Dax, the eternal voice of morality and long-term-consequences, says, “It sounds like you’re trying too hard to believe what you’re saying. You already know, if you punish him without reason, it won’t mean anything. And you already know, vengeance… isn’t enough.”

The war criminal isn’t who he says he is. In fact, he’s just a lowly file clerk, who worked for the infamous war criminal. He has surgically altered himself specifically for the purpose of being arrested and convicted in a Bajoran court. He feels the guilt of his inaction during the occupation, and sees the Bajoran need for closure.

We see Kira grow and understand that reconciling the two planets isn’t as simple as killing off a few war criminals. Instead, she tells Marritza to go back to Cardassia and be a voice for Bajor there.

“Make America Great Again” to me seems like a message of nostalgia. It also seems oversimplified. In “Duet,” Kira and Marritza together realize that to make a difference and heal their own country’s scars they must acknowledge their wrongdoings and aspire to a new ideal. Both cultures, of Bajor’s anger and Cardassia’s refusal to admit fault, need to change in order for both move on.

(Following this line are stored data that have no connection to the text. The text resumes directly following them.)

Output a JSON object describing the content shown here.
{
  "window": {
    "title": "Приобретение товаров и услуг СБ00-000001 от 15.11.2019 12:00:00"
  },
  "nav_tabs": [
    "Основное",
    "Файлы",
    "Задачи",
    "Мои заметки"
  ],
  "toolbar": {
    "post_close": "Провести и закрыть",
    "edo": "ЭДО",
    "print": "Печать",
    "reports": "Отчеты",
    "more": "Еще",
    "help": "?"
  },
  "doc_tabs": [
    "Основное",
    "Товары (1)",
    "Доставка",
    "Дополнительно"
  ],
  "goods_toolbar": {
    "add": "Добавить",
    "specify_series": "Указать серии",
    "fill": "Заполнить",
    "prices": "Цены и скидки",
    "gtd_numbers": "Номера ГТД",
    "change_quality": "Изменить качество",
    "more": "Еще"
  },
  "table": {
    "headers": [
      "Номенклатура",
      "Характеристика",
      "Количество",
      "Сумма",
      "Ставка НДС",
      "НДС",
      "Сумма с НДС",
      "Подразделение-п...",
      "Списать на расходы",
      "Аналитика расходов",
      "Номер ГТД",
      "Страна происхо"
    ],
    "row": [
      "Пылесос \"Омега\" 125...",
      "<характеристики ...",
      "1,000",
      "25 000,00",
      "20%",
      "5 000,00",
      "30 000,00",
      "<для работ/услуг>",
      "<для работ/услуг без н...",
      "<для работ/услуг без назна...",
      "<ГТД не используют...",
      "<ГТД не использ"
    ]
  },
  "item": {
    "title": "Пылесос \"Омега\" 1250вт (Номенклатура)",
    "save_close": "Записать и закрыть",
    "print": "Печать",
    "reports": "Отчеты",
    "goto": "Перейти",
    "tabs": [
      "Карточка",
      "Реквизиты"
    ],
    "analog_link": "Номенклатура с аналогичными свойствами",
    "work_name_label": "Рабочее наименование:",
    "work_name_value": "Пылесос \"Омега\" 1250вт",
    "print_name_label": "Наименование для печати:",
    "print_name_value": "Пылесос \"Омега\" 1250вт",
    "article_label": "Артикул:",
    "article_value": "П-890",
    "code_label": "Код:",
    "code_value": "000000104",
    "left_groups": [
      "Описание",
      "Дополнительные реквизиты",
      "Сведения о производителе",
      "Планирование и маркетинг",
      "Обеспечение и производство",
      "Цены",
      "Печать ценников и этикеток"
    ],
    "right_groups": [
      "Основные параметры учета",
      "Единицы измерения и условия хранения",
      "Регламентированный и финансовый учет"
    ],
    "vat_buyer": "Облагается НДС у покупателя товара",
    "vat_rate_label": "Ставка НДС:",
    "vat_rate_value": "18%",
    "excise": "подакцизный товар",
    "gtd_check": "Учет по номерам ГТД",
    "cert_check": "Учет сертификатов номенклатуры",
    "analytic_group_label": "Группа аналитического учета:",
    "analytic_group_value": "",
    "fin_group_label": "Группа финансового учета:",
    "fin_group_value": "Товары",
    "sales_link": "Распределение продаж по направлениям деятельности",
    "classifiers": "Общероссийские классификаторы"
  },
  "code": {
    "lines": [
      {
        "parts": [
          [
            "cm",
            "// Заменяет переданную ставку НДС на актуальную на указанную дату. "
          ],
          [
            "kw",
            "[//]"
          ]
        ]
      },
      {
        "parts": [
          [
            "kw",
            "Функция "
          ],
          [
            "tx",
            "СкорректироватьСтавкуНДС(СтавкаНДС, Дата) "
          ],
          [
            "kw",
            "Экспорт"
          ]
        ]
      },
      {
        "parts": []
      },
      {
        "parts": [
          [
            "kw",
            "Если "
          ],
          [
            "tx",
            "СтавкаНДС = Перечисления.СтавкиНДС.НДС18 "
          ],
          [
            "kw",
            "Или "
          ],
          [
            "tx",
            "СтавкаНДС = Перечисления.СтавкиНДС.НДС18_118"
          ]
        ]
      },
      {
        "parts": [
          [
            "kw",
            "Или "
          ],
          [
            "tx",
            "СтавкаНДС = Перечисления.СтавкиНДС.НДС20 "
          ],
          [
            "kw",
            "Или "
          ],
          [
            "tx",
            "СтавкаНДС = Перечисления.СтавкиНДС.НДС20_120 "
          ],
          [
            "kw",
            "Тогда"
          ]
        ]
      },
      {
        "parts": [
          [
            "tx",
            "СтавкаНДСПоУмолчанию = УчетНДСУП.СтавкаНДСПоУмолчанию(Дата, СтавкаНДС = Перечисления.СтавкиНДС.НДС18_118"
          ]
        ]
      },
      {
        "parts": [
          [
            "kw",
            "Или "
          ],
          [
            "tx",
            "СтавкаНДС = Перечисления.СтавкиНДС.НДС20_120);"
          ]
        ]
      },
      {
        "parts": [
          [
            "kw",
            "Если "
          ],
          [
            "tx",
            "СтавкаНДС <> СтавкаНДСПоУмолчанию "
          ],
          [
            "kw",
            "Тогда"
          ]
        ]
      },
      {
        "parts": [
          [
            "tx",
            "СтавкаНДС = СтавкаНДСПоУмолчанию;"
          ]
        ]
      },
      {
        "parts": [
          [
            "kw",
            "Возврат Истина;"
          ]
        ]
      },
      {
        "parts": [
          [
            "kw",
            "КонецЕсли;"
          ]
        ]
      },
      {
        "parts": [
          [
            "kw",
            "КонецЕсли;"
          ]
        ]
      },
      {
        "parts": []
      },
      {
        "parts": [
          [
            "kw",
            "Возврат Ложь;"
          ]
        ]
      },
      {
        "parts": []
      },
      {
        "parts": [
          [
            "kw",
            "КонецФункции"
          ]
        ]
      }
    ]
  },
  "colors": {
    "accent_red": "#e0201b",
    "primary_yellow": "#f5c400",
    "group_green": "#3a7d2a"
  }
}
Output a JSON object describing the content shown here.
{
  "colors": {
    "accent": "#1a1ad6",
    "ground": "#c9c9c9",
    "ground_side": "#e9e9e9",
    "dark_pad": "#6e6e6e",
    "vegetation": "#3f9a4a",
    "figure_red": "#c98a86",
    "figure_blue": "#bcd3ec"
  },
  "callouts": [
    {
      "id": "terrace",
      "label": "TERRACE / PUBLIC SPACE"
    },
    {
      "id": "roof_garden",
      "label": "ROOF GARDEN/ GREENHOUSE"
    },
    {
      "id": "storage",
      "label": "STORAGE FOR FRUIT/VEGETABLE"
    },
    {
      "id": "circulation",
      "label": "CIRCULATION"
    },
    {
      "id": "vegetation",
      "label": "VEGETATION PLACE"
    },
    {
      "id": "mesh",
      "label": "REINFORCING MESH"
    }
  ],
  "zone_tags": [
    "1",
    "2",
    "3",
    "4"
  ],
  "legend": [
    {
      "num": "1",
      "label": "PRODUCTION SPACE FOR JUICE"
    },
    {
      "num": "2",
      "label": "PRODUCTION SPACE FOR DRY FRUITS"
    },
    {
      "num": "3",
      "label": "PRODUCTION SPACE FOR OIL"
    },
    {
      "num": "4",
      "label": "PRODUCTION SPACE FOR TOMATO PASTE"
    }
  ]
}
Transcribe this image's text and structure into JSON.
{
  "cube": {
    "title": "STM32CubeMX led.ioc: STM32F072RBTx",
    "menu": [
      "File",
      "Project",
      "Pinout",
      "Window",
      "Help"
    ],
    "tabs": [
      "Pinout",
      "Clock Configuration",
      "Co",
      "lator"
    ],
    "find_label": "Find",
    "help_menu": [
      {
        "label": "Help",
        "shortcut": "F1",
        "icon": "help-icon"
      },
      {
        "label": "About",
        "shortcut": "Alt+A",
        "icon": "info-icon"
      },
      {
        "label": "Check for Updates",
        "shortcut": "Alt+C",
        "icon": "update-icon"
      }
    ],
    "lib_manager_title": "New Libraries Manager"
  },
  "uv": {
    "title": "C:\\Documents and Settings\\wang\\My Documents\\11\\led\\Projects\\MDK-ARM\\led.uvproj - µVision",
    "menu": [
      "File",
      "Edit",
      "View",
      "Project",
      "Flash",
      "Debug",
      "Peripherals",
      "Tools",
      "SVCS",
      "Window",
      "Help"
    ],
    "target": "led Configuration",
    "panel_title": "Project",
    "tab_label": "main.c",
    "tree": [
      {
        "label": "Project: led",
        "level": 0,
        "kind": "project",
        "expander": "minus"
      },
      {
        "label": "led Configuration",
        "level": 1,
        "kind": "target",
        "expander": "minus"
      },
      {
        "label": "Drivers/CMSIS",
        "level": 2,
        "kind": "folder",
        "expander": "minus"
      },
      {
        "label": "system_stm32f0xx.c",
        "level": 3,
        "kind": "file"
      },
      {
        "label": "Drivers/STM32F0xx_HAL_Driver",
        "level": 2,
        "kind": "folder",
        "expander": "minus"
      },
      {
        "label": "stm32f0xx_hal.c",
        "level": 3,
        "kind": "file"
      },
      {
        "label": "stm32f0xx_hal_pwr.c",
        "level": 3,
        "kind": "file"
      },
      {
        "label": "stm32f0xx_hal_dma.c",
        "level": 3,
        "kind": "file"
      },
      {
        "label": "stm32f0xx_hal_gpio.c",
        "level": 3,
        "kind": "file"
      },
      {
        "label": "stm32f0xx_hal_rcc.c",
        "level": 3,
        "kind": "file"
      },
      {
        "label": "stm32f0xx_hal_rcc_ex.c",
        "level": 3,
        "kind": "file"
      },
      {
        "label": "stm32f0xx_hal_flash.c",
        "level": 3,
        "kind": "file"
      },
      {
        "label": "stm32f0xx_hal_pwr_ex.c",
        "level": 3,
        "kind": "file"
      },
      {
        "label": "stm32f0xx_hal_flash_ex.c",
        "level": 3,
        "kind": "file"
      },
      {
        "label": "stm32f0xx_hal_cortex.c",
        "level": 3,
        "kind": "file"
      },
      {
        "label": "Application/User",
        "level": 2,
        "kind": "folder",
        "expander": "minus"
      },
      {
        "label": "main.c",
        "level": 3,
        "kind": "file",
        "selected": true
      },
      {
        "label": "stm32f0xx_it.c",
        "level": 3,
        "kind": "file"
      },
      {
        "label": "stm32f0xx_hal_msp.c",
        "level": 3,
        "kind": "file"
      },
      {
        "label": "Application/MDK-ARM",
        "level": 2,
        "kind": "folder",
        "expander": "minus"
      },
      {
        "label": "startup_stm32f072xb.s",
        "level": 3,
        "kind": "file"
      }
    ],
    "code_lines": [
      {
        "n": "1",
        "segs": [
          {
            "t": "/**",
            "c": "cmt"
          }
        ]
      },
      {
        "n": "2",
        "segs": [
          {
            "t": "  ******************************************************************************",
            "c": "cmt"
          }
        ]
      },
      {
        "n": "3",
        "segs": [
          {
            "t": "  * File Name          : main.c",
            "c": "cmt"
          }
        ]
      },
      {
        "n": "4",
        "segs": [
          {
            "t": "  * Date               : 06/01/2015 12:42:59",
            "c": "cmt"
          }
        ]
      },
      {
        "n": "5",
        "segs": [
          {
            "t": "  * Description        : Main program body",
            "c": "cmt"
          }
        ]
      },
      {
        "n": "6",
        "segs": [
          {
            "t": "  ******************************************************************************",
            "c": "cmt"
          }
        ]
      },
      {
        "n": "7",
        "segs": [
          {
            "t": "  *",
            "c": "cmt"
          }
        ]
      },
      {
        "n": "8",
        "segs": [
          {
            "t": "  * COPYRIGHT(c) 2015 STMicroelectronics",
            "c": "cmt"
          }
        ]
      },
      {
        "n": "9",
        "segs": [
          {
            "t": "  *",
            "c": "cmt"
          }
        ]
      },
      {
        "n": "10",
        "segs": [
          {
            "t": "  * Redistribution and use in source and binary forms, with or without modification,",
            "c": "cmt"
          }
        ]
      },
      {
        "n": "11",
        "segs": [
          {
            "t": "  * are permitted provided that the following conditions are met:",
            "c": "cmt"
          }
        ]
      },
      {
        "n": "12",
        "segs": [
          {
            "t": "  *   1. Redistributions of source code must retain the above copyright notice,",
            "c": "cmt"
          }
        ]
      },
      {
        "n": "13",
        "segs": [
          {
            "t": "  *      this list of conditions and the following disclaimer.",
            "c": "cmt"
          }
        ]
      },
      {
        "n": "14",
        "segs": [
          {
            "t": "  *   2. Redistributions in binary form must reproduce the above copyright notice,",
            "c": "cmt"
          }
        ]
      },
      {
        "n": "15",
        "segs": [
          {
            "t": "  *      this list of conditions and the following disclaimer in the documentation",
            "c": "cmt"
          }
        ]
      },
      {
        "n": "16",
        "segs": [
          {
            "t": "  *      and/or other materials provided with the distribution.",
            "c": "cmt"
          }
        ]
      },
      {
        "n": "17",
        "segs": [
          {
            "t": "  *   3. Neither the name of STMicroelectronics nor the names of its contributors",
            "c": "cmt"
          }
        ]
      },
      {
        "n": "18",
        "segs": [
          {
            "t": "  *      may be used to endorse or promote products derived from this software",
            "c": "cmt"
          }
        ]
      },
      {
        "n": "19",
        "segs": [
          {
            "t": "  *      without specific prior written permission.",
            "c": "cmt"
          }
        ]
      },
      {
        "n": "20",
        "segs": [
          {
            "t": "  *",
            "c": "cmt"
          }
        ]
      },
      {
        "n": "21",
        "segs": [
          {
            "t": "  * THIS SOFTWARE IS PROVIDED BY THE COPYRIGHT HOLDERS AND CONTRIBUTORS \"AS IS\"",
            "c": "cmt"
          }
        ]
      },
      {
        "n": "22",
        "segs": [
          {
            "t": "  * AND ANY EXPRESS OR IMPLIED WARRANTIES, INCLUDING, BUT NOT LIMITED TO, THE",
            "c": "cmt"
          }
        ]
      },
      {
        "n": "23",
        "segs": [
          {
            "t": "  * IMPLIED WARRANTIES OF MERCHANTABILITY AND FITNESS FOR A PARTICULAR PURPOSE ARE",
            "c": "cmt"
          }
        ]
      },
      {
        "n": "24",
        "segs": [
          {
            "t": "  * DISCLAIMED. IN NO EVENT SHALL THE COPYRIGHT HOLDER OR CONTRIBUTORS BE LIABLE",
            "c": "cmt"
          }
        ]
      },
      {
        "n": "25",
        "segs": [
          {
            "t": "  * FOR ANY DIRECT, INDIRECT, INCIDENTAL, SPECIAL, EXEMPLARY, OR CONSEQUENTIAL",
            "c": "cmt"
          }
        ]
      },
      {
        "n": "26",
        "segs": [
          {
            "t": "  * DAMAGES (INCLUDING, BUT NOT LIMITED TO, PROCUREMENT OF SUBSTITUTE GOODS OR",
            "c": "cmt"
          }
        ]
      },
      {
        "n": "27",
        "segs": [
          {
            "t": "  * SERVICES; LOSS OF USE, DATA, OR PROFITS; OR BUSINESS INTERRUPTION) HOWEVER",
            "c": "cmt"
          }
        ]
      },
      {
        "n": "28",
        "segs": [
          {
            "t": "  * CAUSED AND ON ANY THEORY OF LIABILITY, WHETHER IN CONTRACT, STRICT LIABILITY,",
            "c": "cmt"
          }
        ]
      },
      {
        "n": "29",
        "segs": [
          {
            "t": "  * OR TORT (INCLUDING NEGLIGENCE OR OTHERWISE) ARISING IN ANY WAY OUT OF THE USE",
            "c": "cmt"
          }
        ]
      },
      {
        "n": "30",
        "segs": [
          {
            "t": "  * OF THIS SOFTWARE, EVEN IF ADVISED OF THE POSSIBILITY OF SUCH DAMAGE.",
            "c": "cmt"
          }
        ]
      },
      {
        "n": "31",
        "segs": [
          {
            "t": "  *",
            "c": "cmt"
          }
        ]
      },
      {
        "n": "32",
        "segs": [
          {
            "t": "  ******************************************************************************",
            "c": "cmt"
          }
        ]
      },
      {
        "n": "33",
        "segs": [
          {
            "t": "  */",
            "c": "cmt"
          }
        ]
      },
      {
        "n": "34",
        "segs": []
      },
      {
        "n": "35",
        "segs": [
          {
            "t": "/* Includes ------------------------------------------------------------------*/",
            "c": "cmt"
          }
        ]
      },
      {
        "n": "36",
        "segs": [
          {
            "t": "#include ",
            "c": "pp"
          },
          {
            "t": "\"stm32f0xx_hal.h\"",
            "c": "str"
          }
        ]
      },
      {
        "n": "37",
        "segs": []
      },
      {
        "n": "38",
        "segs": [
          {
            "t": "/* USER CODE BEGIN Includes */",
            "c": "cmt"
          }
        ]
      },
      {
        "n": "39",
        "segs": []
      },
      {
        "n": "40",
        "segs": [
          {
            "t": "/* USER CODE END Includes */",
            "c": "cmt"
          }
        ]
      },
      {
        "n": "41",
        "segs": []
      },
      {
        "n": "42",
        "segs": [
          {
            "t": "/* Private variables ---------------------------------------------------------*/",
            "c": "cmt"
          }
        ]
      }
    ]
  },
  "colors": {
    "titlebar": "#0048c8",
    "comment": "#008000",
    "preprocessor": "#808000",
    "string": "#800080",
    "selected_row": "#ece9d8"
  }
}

This is a powerful message of not only forgiveness, but the kind of galvanization that can’t fit on the brim of a trucker cap. It’s not black and white, or a matter of pretending nothing ever happened. What needs to happen between the fictional places of Bajor and Cardassia is much more complicated than that. So I can only imagine how difficult it would be for someone that’s real, like us.